Successful exploitation grants the attacker arbitrary command execution capabilities on the host operating system. The commands execute within the context and privilege boundary of the web server process. While this does not immediately grant root access, it compromises the confidentiality, integrity, and availability of the application and its data.

The attacker gains read and write access to the web root directory and any database credentials stored in configuration files. This allows for direct interaction with the backend database, enabling data exfiltration, modification, or deletion. The attacker can also modify application source code to insert persistent backdoors or modify application logic.

Furthermore, the compromised web server process serves as a pivot point for lateral movement within the internal network. The attacker can deploy additional tooling, initiate port scans, or target internal services that are otherwise inaccessible from the public internet. The CVSS Scope metric is correctly marked as Changed, reflecting this ability to impact components beyond the vulnerable application itself.

The definitive remediation for CVE-2026-21861 is upgrading baserCMS to version 5.2.3 or later.
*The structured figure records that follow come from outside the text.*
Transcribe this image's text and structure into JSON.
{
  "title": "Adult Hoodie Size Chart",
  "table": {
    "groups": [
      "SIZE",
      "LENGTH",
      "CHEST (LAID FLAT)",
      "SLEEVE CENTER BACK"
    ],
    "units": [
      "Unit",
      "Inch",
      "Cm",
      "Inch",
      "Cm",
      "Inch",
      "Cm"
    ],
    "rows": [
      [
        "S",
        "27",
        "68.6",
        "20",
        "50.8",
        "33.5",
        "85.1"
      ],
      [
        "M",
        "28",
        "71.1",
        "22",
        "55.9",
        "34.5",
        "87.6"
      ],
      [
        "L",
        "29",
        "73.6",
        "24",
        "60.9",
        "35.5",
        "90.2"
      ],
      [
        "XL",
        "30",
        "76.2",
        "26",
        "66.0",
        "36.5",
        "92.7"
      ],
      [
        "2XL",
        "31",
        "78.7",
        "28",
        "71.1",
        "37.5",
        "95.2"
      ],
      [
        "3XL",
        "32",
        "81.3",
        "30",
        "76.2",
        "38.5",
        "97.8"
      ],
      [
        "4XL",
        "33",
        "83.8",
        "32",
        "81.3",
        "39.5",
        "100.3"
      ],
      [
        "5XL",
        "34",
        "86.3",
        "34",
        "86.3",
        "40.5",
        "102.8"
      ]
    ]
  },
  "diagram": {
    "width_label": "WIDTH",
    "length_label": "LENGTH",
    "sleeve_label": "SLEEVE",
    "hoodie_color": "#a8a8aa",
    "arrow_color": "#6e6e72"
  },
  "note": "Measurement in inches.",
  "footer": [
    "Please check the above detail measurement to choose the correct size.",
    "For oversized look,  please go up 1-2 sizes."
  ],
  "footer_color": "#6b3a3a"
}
This release completely removes the vulnerable code path by discarding user-supplied binary paths and enforcing strict parameter escaping. Administrators should apply the update via official distribution channels as soon as operationally feasible.

In environments where immediate patching is not possible, organizations must implement strict access controls on the administrative interface. Access to the /baser/admin/ path should be restricted via network-level firewalls or web server configurations to allow only trusted IP addresses. This significantly reduces the attack surface by preventing unauthorized actors from reaching the vulnerable endpoint, even if they possess valid credentials.

Organizations can also deploy Web Application Firewall (WAF) rules designed to inspect POST requests targeting the /baser/admin/baser-core/plugins/get_core_update endpoint. These rules should block requests containing shell metacharacters such as semicolons, pipe symbols, and ampersands in the php parameter. While WAF rules are an effective temporary measure, they do not resolve the underlying code vulnerability and should not be considered a permanent solution.